2. **No global person table.** There is no `Person` entity — only `DealProfile`.
3. **Headshots are copied per deal.** Even if the same headshot URL was scraped, each deal gets its own stored copy. If the source disappears, existing deals are unaffected.
4. **Enrichment runs per deal.** If the same email appears in two deals, enrichment runs independently for each.

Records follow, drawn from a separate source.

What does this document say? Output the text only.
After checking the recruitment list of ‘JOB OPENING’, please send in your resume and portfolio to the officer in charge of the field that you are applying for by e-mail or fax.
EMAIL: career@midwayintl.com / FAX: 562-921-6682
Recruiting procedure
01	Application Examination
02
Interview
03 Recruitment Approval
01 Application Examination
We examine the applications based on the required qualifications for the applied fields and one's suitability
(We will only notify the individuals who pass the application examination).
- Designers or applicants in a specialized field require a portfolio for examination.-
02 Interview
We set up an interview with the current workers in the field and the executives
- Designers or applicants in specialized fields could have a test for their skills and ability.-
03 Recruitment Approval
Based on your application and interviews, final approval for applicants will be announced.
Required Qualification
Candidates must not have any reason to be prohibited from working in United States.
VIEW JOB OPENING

Redundant but safe.
5. **Deletion is deal-scoped.** Deleting a deal room deletes all its profiles. No orphans, no leaks.
6. **Admin export includes only that deal's PII.** Audit logs, data exports, and compliance reports are deal-scoped.
### Rationale
In M&A, confidentiality isn't just about documents — it's about *who knows what about whom*. A buyer in Deal A should never learn that the same banker is also involved in Deal B, or gain contact details that were only shared in a different context. Three profiles for one person is not a bug. It's the feature.